Mr. Semple, a reporter and an editor for The Times from 1963 to 2018, writes about the environment for the editorial board. He won the Pulitzer Prize for editorial writing in 1996.
“Compared with the United Nations climate change summit in Egypt in November, the U.N. biodiversity conference held in Montreal this month may have seemed distinctly minor league.
There were no heads of state, save Canada’s. The proceedings generated few front-page headlines and little play on the evening news. Yet the issue confronting delegates from nearly 200 nations who are parties to the 1992 Convention on Biological Diversity was nothing less than what many scientists believe to be a planetary emergency: the alarming decline of biodiversity, which threatens the world’s food and water supplies.
This is an emergency, not incidentally, inextricably tied up with global warming. And what the conference ended up agreeing to was also significant: an ambitious pledge to protect nearly one-third of the planet’s land and oceans by 2030, a strategy whose shorthand is 30×30.”

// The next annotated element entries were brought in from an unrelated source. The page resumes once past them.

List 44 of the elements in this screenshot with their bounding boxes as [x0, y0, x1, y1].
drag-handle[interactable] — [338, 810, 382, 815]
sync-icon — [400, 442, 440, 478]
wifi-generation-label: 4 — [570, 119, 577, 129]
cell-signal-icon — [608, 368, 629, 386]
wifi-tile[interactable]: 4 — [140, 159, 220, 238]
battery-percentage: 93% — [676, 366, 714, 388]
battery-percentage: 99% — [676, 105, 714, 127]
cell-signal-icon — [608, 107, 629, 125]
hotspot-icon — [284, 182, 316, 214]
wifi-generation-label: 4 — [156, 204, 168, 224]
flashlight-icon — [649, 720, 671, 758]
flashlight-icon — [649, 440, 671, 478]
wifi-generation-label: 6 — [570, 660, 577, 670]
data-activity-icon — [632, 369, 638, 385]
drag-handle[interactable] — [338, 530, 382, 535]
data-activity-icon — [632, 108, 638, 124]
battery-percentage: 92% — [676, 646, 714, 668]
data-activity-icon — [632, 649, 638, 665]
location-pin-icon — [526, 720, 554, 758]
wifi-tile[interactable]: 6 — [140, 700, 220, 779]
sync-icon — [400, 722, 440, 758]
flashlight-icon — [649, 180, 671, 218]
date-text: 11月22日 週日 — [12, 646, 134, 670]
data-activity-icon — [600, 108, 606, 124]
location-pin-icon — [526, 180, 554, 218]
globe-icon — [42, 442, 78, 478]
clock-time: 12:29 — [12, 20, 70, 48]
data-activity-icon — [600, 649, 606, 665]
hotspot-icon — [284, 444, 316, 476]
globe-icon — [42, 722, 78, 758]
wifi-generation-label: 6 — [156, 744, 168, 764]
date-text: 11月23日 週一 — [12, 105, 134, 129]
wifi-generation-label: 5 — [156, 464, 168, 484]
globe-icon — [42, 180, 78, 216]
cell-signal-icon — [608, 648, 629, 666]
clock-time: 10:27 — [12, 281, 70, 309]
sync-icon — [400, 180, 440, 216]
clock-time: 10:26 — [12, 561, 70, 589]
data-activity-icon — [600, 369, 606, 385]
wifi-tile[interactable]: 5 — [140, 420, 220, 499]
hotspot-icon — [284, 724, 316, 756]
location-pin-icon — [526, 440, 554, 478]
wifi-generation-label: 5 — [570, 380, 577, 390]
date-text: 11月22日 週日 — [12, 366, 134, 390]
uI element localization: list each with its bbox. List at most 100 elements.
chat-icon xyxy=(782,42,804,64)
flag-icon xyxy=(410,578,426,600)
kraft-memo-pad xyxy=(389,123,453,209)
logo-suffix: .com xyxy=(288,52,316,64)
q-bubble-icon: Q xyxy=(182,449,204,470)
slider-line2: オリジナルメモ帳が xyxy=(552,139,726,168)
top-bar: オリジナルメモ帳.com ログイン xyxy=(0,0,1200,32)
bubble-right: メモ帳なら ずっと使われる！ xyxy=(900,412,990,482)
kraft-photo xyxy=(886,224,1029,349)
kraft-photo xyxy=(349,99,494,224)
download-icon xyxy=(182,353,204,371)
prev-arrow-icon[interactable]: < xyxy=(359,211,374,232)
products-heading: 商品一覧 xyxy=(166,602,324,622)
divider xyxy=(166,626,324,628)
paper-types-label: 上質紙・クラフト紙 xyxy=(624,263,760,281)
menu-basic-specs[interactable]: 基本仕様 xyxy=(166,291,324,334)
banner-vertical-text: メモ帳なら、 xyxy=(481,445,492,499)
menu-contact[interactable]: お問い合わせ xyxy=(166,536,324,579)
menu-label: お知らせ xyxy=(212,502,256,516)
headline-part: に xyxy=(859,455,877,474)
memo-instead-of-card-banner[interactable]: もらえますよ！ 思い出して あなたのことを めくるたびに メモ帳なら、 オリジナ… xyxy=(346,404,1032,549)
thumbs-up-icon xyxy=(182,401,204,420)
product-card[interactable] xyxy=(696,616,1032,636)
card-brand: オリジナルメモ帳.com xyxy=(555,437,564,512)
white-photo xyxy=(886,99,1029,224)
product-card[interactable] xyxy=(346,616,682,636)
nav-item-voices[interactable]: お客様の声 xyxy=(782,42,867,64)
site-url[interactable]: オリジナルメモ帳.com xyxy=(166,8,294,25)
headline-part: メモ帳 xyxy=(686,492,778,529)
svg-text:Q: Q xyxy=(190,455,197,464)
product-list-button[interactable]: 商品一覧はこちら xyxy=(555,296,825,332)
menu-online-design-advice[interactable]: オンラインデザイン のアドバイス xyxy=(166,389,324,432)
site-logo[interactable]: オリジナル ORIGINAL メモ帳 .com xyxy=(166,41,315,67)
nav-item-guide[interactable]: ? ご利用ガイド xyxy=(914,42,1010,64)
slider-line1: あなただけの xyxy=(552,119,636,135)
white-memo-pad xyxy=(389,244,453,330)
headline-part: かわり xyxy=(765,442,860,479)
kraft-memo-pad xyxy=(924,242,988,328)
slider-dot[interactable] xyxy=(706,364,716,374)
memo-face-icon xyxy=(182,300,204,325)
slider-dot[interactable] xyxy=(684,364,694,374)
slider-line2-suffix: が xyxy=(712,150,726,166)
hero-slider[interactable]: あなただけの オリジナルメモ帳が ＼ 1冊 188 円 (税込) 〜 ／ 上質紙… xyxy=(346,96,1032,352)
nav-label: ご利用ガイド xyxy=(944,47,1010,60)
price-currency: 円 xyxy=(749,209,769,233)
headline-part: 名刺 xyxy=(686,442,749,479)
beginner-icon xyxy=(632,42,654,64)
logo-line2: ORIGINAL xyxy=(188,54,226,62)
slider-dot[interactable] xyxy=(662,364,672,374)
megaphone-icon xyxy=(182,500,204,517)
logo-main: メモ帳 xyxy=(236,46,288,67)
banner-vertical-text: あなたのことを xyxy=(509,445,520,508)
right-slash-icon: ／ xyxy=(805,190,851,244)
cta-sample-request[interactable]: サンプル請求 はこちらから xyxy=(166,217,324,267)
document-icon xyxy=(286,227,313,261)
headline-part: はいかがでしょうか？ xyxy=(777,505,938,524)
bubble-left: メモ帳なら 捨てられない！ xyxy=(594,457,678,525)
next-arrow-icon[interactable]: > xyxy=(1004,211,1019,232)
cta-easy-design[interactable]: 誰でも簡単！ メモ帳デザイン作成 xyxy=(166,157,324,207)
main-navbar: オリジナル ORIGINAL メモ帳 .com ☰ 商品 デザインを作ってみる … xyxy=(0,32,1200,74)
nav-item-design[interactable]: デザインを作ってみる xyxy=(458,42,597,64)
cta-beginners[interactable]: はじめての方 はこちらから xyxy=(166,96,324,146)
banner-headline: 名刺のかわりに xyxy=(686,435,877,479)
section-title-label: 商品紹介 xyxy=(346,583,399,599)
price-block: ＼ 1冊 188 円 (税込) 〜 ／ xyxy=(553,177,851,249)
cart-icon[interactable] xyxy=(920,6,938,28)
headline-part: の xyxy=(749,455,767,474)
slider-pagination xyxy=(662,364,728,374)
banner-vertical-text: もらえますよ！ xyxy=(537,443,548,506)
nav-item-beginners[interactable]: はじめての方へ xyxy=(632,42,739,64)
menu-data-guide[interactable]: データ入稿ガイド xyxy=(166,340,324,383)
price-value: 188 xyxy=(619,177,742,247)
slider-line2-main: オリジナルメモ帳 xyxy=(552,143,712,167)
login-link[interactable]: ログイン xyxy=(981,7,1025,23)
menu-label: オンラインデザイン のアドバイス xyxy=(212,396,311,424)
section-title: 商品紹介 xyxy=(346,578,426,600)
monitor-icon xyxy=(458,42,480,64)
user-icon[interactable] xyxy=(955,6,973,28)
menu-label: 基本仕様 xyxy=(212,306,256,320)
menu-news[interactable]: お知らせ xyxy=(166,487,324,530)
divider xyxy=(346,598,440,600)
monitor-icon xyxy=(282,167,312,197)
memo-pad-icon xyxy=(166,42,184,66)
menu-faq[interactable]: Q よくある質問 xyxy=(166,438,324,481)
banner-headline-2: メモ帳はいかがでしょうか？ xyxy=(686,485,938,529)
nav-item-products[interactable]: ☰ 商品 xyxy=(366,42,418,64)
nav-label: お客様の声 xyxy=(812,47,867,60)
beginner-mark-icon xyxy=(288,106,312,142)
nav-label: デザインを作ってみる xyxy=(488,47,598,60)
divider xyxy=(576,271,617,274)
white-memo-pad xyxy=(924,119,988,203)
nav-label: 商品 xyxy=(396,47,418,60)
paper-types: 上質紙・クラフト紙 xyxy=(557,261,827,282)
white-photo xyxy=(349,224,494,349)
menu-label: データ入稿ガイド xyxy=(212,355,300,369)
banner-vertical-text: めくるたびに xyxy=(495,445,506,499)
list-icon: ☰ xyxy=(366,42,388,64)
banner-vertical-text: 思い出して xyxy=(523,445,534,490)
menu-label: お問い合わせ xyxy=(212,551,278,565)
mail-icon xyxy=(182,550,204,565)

” . . . . Second, Mr. Biden should press the Agriculture and Interior Departments to complete inventories of old-growth and mature forests and recommend protections in those deemed worthy of protection, much like the Tongass. If there is one alpha culprit in biodiversity loss, it is the clearing of forests and wetlands for farms to feed an exploding world population and, to a lesser extent, to produce biofuels. According to some estimates, the world’s natural forests are home to at least two-thirds of the world’s species. Intact forests also absorb and store enormous amounts of carbon, so preserving them assists not only the species that live there but also the struggle against climate change.”